Литературная гостиная
В студии было темно, яркие софиты освещали только небольшую площадку в центре, где разворачивалось действие – неприхотливая инсценировка, которая, по мнению сценариста, должна была произвести на потребителя впечатление разорвавшейся бомбы. Посреди освещенной площадки стояло приспособление, которое должно было навести зрителя на ассоциацию с электрическим стулом. На стуле вполоборота к камере сидела “приговоренная” – артистка Нехама Машаль. На ней была длинная черная хламида, волосы собраны в пучок на затылке, а поза изображала покорность судьбе.
Под бодрую музыку (прием контраста!) появлялись палачи – шестеро статистов, наряженных в такие же хламиды, как смертница, но алого цвета. Лица палачей скрывались под масками и капюшонами, а голоса звучали глухо и мрачно. Слов разобрать было невозможно, но по сценарию так и предполагалось – главное было не слова, сказанные в адрес преступной инфляции, роль которой исполняла Нехама Машаль, а конкретные дела, совершаемые премьер-министром, которого, несомненно, поддержит большая часть народа. Попробуй не поддержать, если инфляция-Нехама в конце концов погибает на электрическом стуле, палачи сбрасывают маски и начинают изображать ликующий народ Израиля.
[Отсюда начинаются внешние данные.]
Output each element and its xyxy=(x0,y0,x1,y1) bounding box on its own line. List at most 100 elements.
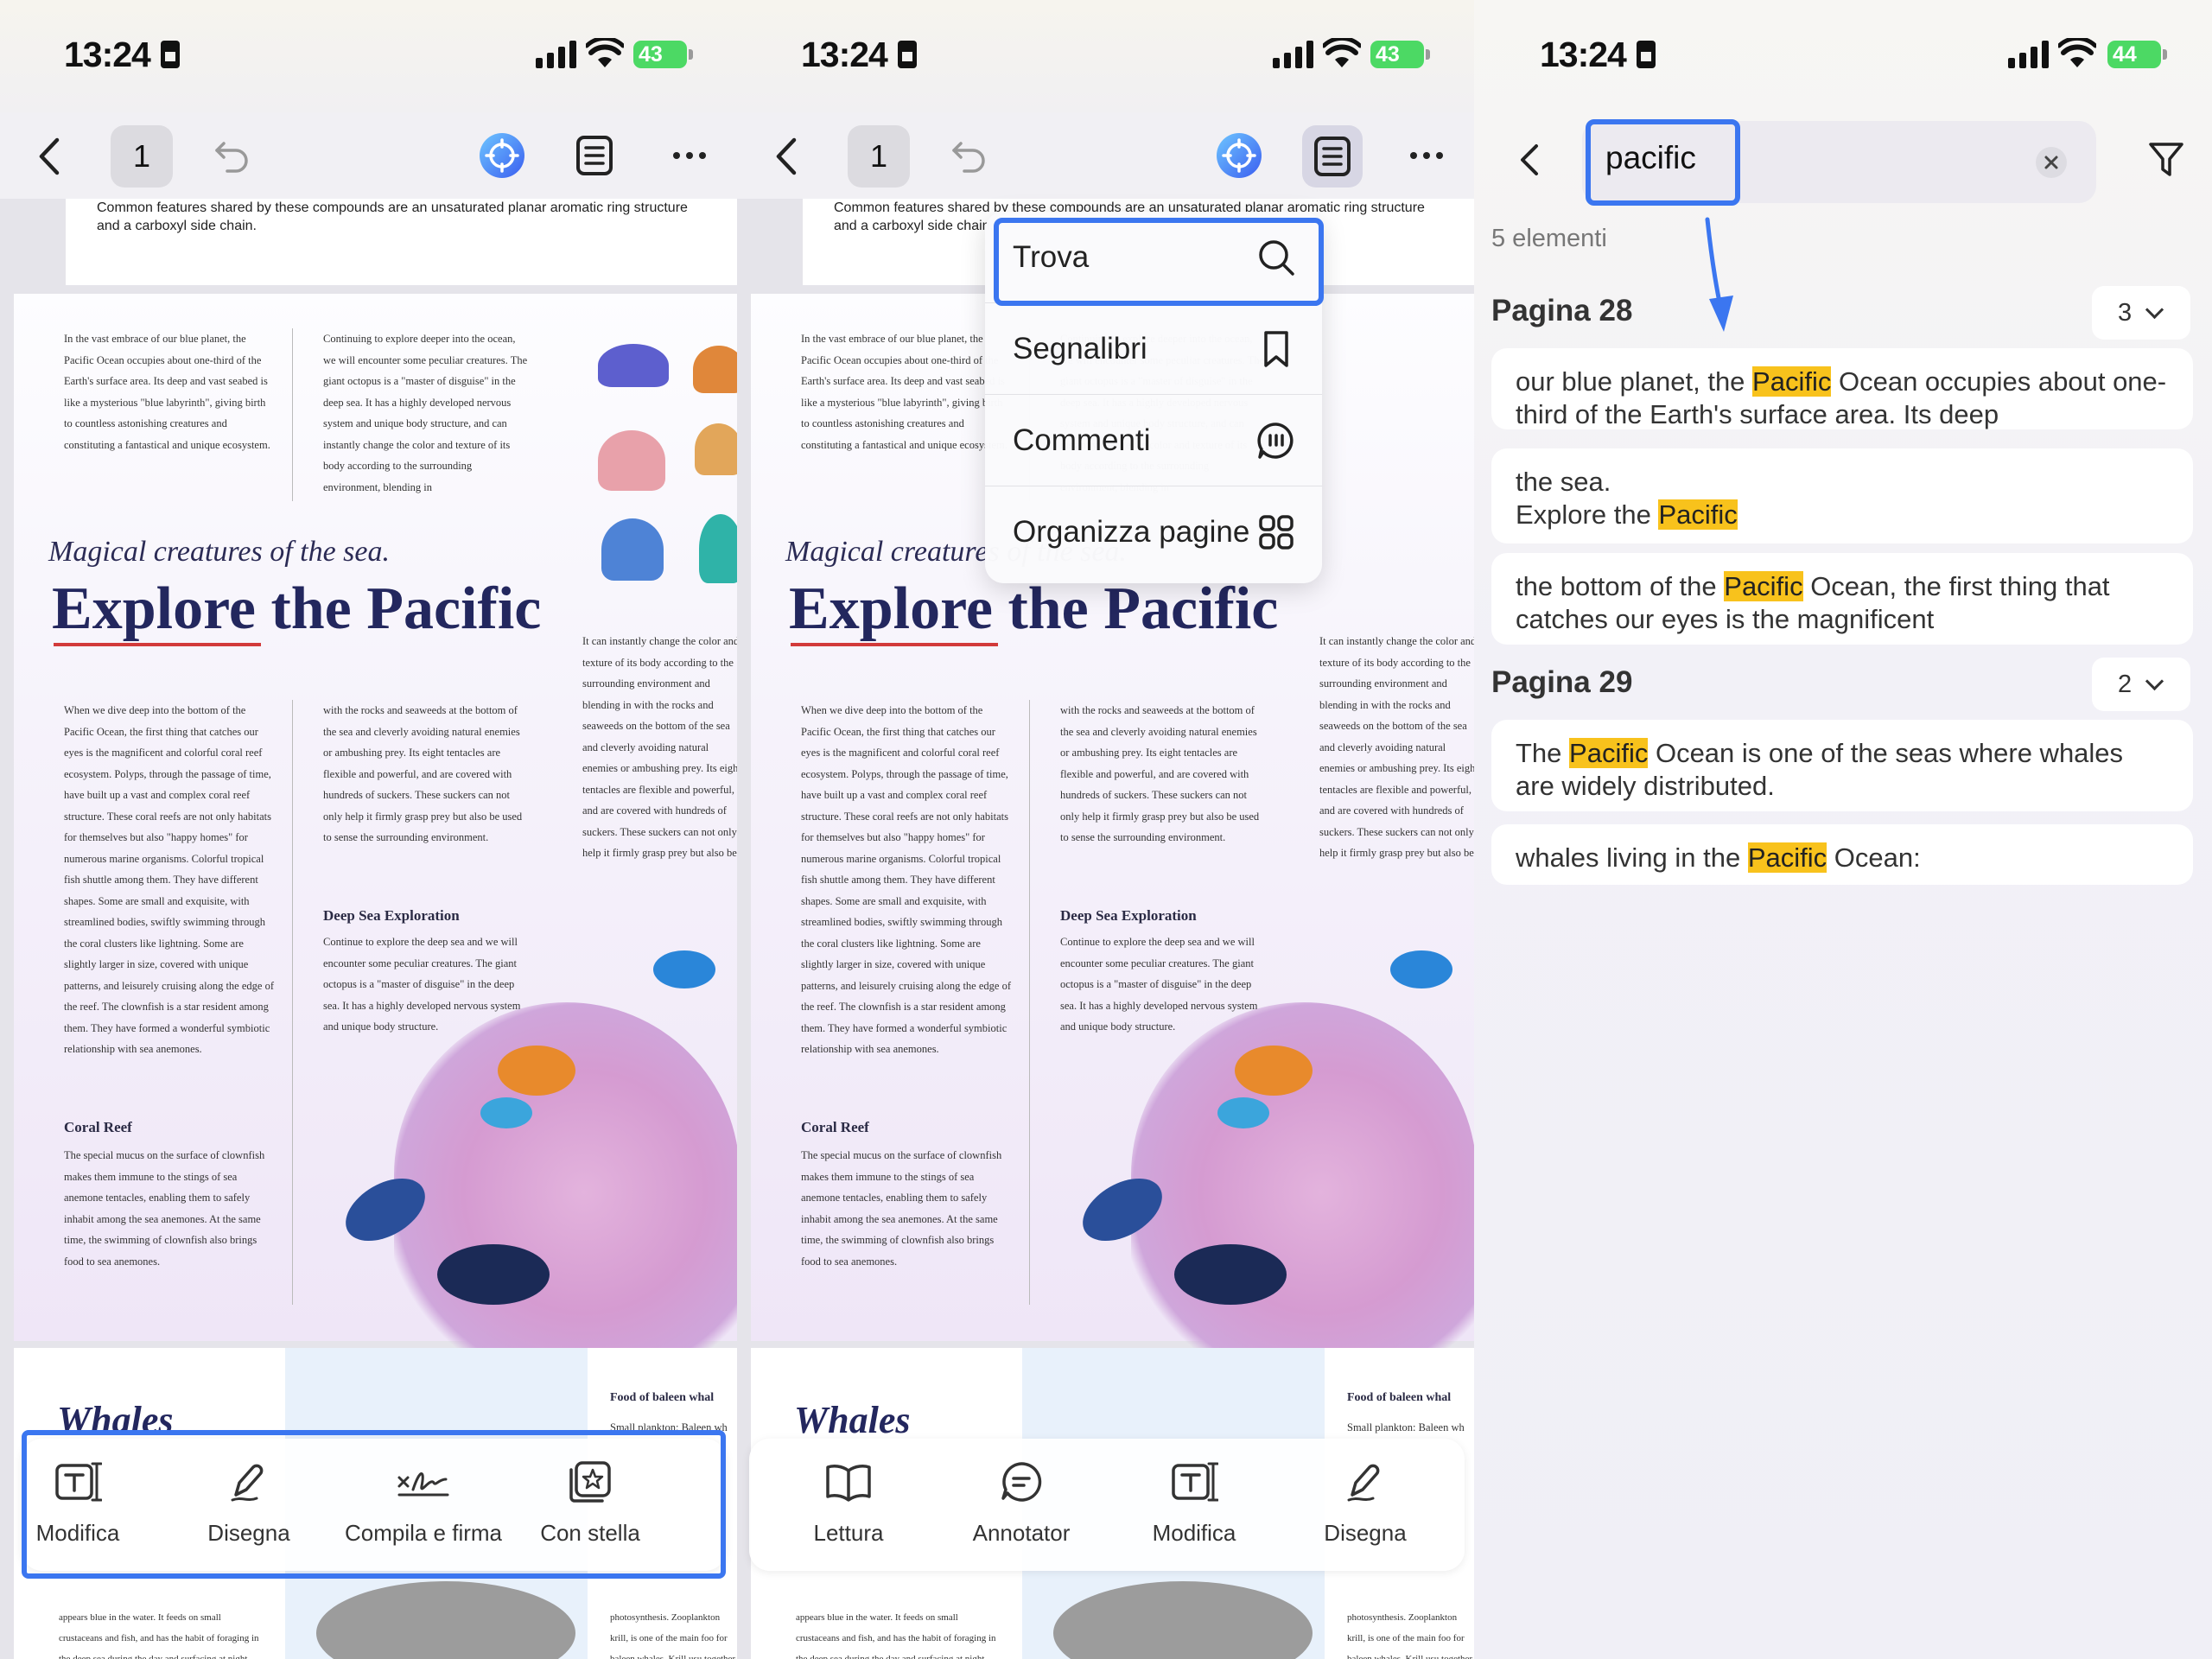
coral-reef-text: The special mucus on the surface of clow… xyxy=(64,1149,265,1268)
column-divider xyxy=(292,700,293,1305)
page-number-badge[interactable]: 1 xyxy=(111,125,173,188)
intro-column-1: In the vast embrace of our blue planet, … xyxy=(801,333,1007,451)
signal-icon xyxy=(2008,41,2051,68)
annotator-button[interactable]: Annotator xyxy=(948,1456,1095,1547)
undo-icon[interactable] xyxy=(950,137,988,175)
section-heading-deep-sea: Deep Sea Exploration xyxy=(1060,907,1197,924)
coral-image xyxy=(695,423,737,475)
battery-icon: 44 xyxy=(2107,41,2167,68)
section-heading-coral-reef: Coral Reef xyxy=(801,1119,869,1135)
signal-icon xyxy=(536,41,579,68)
menu-item-organizza-pagine[interactable]: Organizza pagine xyxy=(985,486,1322,578)
outline-menu-icon[interactable] xyxy=(1313,136,1351,177)
results-page-heading: Pagina 29 xyxy=(1491,665,1633,699)
close-icon xyxy=(2044,156,2058,169)
section-heading-deep-sea: Deep Sea Exploration xyxy=(323,907,460,924)
clear-search-button[interactable] xyxy=(2036,147,2067,178)
lettura-button[interactable]: Lettura xyxy=(775,1456,922,1547)
bottom-toolbar: Lettura Annotator Modifica Disegna xyxy=(749,1439,1465,1571)
wifi-icon xyxy=(2058,38,2096,67)
coral-image xyxy=(699,514,737,583)
document-title: Explore the Pacific xyxy=(789,575,1279,642)
coral-image xyxy=(598,344,669,387)
section-heading-baleen: Food of baleen whal xyxy=(610,1391,715,1404)
status-time: 13:24 xyxy=(64,35,151,74)
result-text: The xyxy=(1516,738,1570,768)
lettura-label: Lettura xyxy=(813,1520,884,1546)
subtitle: Magical creatures of the sea. xyxy=(48,536,391,568)
search-result[interactable]: whales living in the Pacific Ocean: xyxy=(1491,824,2193,885)
body-column-2: with the rocks and seaweeds at the botto… xyxy=(1060,704,1260,843)
panel-document-view: 13:24 43 1 Common features shared by the… xyxy=(0,0,737,1659)
bottom-left-text: appears blue in the water. It feeds on s… xyxy=(59,1612,259,1659)
filter-icon[interactable] xyxy=(2147,140,2185,180)
more-icon[interactable] xyxy=(672,149,707,162)
search-result[interactable]: the bottom of the Pacific Ocean, the fir… xyxy=(1491,553,2193,645)
outline-menu-icon[interactable] xyxy=(575,135,613,176)
sim-icon xyxy=(1637,41,1656,68)
search-result[interactable]: The Pacific Ocean is one of the seas whe… xyxy=(1491,720,2193,811)
menu-item-label: Segnalibri xyxy=(1013,331,1147,365)
fish-image xyxy=(480,1097,532,1128)
disegna-label: Disegna xyxy=(1324,1520,1407,1546)
annotation-arrow xyxy=(1705,217,1733,332)
fish-image xyxy=(437,1244,550,1305)
menu-item-commenti[interactable]: Commenti xyxy=(985,395,1322,486)
coral-image xyxy=(693,346,737,393)
result-text: whales living in the xyxy=(1516,842,1748,873)
status-bar: 13:24 43 xyxy=(737,0,1474,112)
menu-item-label: Organizza pagine xyxy=(1013,515,1250,549)
more-icon[interactable] xyxy=(1409,149,1444,162)
grid-icon xyxy=(1259,515,1294,550)
bottom-left-text: appears blue in the water. It feeds on s… xyxy=(796,1612,996,1659)
battery-icon: 43 xyxy=(633,41,693,68)
battery-icon: 43 xyxy=(1370,41,1430,68)
back-icon[interactable] xyxy=(1517,143,1543,177)
fish-image xyxy=(1235,1046,1313,1096)
title-underline xyxy=(791,643,998,646)
results-page-count[interactable]: 3 xyxy=(2092,286,2190,340)
panel-search-results: 13:24 44 pacific 5 elementi Pagina 28 3 … xyxy=(1474,0,2212,1659)
title-underline xyxy=(54,643,261,646)
fish-image xyxy=(498,1046,575,1096)
baleen-text: Small plankton: Baleen wh xyxy=(1347,1421,1465,1433)
wifi-icon xyxy=(1323,38,1361,67)
sim-icon xyxy=(898,41,917,68)
comment-icon xyxy=(1001,1462,1042,1502)
results-page-heading: Pagina 28 xyxy=(1491,294,1633,327)
body-column-3: It can instantly change the color and te… xyxy=(1319,635,1474,859)
undo-icon[interactable] xyxy=(213,137,251,175)
back-icon[interactable] xyxy=(35,137,66,176)
coral-image xyxy=(601,518,664,581)
intro-column-1: In the vast embrace of our blue planet, … xyxy=(64,333,270,451)
result-match-highlight: Pacific xyxy=(1752,366,1832,397)
coral-image xyxy=(598,430,665,491)
highlight-box-trova xyxy=(994,218,1324,306)
modifica-button[interactable]: Modifica xyxy=(1121,1456,1268,1547)
section-heading-baleen: Food of baleen whal xyxy=(1347,1391,1452,1404)
coral-reef-text: The special mucus on the surface of clow… xyxy=(801,1149,1002,1268)
result-text: our blue planet, the xyxy=(1516,366,1753,397)
page-caption: Common features shared by these compound… xyxy=(97,200,688,233)
search-result[interactable]: our blue planet, the Pacific Ocean occup… xyxy=(1491,348,2193,429)
result-text: the bottom of the xyxy=(1516,571,1725,601)
column-divider xyxy=(292,328,293,501)
body-column-1: When we dive deep into the bottom of the… xyxy=(801,704,1011,1055)
document-page: In the vast embrace of our blue planet, … xyxy=(14,294,737,1348)
section-title-whales: Whales xyxy=(794,1399,911,1441)
result-text: the sea. Explore the xyxy=(1516,467,1651,530)
results-page-count[interactable]: 2 xyxy=(2092,658,2190,711)
ai-assistant-icon[interactable] xyxy=(1215,131,1263,180)
page-number-badge[interactable]: 1 xyxy=(848,125,910,188)
search-result[interactable]: the sea. Explore the Pacific xyxy=(1491,448,2193,543)
disegna-button[interactable]: Disegna xyxy=(1292,1456,1439,1547)
back-icon[interactable] xyxy=(772,137,803,176)
book-icon xyxy=(826,1465,871,1502)
ai-assistant-icon[interactable] xyxy=(478,131,526,180)
status-time: 13:24 xyxy=(801,35,888,74)
body-column-3: It can instantly change the color and te… xyxy=(582,635,737,859)
result-text: Ocean: xyxy=(1827,842,1921,873)
highlight-box-toolbar xyxy=(22,1430,726,1579)
menu-item-segnalibri[interactable]: Segnalibri xyxy=(985,303,1322,395)
result-match-highlight: Pacific xyxy=(1658,499,1738,530)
Сценарист Одед Крупник и режиссер Хаим Вермеер сидели в углу, невидимые для артистов, и тихо спорили друг с другом, чтобы их голоса не записались чувствительными микрофонами.
– Мне все равно не нравится, что палачи делают свою работу молча, – сказал режиссер. – Что тебе стоит написать каждому два-три слова? Например, “вот тебе за страдания потребителя” или что-нибудь в этом роде.
– Хаим, – в десятый раз терпеливо объяснял Крупник, – нельзя, чтобы клип был прямолинеен, как гвоздь. Сейчас в нем есть тайна, ты смотришь и думаешь: “А кто вот этот палач? А кто вон тот?” Может, высокий палач – министр финансов? А низкий – директор Банка Израиля? Понятно? В клипе главное – пластика актеров и этой твоей Нехамы, которая играет просто бездарно. Она не способна даже умереть без дурацких претензий на гениальность!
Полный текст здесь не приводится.